The most significant factor in high TCO per VM is consulting costs.

As long as your OpenStack is intended to provide stable IaaS services, there is no need to spend hundreds of thousands of dollars on experts who tune your cloud. It is more important to provide a stable IaaS and Kubernetes offering to your developers as quickly as possible.

By using best “bang for the buck” hardware you can (and need to) get started immediately, for example using a managed service offering such as Bootstack. If your intended target size is under 200 nodes, it is very likely that your TCO will be lowest with a continuously managed service on reference architecture. Even if you plan to scale to thousands of nodes, it will likely take you a minimum of two years to get there. Do not wait until you have a cloud designed for thousands of nodes at a 25 node scale only to find out you just wasted six months planning something that has become so expensive on the books already it will be killed long before it can reach its full potential.
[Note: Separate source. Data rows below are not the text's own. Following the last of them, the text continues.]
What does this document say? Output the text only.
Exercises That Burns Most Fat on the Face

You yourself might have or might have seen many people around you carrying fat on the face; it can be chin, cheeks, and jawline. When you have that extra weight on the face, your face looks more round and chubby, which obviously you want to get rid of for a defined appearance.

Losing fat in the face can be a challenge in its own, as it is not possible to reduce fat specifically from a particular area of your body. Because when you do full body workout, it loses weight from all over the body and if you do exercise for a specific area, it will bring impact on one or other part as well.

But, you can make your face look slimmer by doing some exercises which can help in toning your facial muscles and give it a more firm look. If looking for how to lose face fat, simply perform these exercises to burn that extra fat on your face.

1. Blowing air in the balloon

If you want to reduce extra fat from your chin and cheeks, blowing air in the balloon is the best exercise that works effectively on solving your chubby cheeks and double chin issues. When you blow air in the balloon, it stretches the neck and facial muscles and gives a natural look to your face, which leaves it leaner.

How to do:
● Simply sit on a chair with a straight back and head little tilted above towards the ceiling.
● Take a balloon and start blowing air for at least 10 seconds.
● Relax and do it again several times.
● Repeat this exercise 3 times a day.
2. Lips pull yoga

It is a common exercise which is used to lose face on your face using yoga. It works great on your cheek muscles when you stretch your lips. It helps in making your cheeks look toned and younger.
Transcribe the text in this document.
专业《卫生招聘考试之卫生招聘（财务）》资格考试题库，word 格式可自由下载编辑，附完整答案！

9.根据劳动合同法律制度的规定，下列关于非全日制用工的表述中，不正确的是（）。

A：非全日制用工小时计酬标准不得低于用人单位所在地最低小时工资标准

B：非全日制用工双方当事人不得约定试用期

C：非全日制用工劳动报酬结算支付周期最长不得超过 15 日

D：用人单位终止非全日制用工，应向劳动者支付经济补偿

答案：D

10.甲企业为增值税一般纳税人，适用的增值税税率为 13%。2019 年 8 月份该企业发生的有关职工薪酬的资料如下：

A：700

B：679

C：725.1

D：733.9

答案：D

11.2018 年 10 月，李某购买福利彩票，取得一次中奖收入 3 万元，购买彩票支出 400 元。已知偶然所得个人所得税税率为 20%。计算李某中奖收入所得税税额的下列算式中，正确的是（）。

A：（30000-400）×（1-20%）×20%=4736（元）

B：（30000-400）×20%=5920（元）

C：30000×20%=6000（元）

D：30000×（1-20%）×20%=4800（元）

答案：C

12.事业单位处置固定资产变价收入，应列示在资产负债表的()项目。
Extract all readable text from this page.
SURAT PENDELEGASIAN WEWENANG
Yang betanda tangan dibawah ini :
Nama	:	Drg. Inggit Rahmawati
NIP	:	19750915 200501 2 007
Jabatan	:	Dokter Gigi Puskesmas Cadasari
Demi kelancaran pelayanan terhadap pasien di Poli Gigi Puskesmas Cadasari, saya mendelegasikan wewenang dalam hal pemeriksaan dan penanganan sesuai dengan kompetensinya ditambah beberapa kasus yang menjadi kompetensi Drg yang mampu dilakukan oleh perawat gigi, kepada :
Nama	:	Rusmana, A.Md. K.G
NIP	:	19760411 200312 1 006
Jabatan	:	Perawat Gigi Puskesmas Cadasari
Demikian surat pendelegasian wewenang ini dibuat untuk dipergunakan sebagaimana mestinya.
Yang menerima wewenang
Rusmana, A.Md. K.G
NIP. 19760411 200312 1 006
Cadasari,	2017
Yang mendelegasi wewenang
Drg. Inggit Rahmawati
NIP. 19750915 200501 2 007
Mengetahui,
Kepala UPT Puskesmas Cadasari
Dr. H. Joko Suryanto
If you build a more substantial cloud, say until roughly 4,000 nodes, you should consider following a reference architecture, but you should invest in your team operating the cloud as the costs for a managed service may become prohibitive at that scale.

Over 4,000 nodes, we recommend to leverage our Ubuntu OpenStack packages and invest in the capabilities you need.

Dondy Bappedyanto, CEO of BizNet GIO co-presented with Mark and explained the benefits of getting started quickly with a managed service: it allows BizNet GIO, an Indonesian public cloud provider, to focus on selling services on top of OpenStack, instead of OpenStack itself. This lends itself well to the local developer market in Indonesia, which is starving for flexible, reliable, cost-attractive and open alternatives to the existing choices in the market.

New use cases: Financial Sector and Edge Compute

City Network provides public and private cloud services for financial institutions and appreciates the pragmatic and quick onramp to OpenStack and Kubernetes as Florian Haas, VP Professional Services & Education at City Networks, explained. The success of City Networks hinges on being able to focus on the regulatory compliance requirements of its customers immediately. Messing around with, say, Neutron settings, is distracting and not conducive to providing this service.

Finally, Kandan Kathirvel, Director of Cloud Strategy & Architecture at AT&T, joined Mark in exploring OpenStack at the Edge, which will require a new reference architecture that is much simplified compared to the existing control plane and setup. OpenStack is needed for the foreseeable future at the Edge because VNF vendors still dictate virtual machines since many of these network functions are not available in a containerised version today. To achieve simplification of the stack at the Edge, the IaaS needs to be very workload specific, OpenStack services need to be containerised, and one toolset needs to be found to manage both the edge and the data centre instantiations of OpenStack. AT&T chose the community project OpenStack Helm to provide this functionality and is actively promoting the project as well as asking for community members to step up and contribute. Several other service providers and telcos have already committed to join AT&T in this effort.

Looking forward

OpenStack has consolidated and matured, both as a project and as a community. The code base of its core is stable, reliant and performant and tackles production workloads for increasingly demanding use cases every day. New use cases such as edge computing will challenge OpenStack to provide answers for a use case that has been, until now, not included in the reference design of the project. The hype may be over, but that only means we can finally start focussing on what is essential: providing the best possible developer experience at the lowest reasonable cost – with OpenStack, MAAS and Kubernetes.